まるで全身から力が溢れ出すようだと。燃え滾るマグマが地の底から果てなく流れ出るように、オウロの身体は莫大な熱を持つ。そんな熱が体を駆け巡るので、今までよりもれまでには感じた事のない力であった。
これが、英雄の力なのか、と思うが、この感覚は気のせいかもしれないと気を引き締める。
「――私がいるのは止まった世界」
ポリアフは目を瞑りながら言の葉を紡いだ。
氷の塔の上が一段と冷える。それ以上の変化はない。
だが、言葉は続く。
「――太陽はなく、時は進まず、寒い穴倉で私は凍えている」
神が紡いでいるのだから、それは祝詞ではなかった。
ポリアフが、ニレナの声で、だが、彼女とは違う言葉を唱えている。ニレナの祝詞は確かに神に祈っていた。神から力を借りる事でギフトを行使する。殆どのギフト使いが神への祈りとして祝詞を紡ぐのだ。
だが、神であるポリアフは違う。
その言葉は、彼女自身の言葉であった。
「――いつまで凍えればいいのだろうか。いつまで留まればいいのだろうか」
ナダとオウロはポリアフが言葉を紡いでいる間に攻めようかとも思ったが、二人が見る限り隙は一分としてなかった。

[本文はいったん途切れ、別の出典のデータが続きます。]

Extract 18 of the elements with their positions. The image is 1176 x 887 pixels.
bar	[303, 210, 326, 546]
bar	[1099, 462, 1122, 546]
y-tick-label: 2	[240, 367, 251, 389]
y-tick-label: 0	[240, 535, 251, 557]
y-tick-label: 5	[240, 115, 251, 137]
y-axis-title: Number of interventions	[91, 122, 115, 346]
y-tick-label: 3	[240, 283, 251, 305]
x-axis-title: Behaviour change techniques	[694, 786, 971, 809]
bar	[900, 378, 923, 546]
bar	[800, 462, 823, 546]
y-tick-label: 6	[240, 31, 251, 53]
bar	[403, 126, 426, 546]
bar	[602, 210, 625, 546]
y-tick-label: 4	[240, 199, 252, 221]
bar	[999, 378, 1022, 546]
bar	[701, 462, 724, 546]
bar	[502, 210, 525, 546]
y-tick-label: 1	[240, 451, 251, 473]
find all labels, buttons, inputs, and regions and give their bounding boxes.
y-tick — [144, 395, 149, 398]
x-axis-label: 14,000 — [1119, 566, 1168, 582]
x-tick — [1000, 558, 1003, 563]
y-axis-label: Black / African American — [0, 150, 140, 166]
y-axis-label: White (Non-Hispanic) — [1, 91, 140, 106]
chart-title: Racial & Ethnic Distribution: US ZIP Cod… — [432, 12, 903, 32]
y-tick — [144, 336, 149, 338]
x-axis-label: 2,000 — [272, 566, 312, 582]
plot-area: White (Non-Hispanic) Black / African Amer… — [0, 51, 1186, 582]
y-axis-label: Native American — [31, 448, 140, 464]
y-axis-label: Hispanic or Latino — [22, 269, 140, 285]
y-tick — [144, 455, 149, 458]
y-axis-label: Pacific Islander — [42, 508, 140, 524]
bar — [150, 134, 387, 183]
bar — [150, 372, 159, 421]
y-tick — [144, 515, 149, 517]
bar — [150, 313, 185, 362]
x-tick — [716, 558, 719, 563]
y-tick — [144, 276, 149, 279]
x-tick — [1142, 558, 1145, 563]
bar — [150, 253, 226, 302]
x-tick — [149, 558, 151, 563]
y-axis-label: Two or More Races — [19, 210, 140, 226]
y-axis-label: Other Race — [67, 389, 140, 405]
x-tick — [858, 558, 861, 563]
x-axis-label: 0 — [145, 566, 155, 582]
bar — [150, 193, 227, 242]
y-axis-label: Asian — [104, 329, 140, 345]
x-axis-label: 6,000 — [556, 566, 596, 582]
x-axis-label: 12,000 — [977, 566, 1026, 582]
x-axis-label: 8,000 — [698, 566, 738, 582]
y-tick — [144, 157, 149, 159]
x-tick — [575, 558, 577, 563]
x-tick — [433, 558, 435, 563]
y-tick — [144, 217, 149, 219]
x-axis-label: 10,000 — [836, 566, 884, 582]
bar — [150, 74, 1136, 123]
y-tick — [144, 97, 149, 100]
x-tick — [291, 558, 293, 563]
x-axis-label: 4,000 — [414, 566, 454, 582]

彼女の周りで吹雪のように霰が渦巻いているのだ。それら一つ一つが小石のような大きさであり、荒れ狂う速さだった。当たればナダとオウロであってもただでは済まない。
「――私の世界はいつまでも止まったまま、だとすれば、全てを止めてしまいたい。私も、それ以外も」
ポリアフの吹雪が指向性を持つ。武器に纏わり、ポリアフの身体に纏わるのである。まるでそれは薄いベールのように。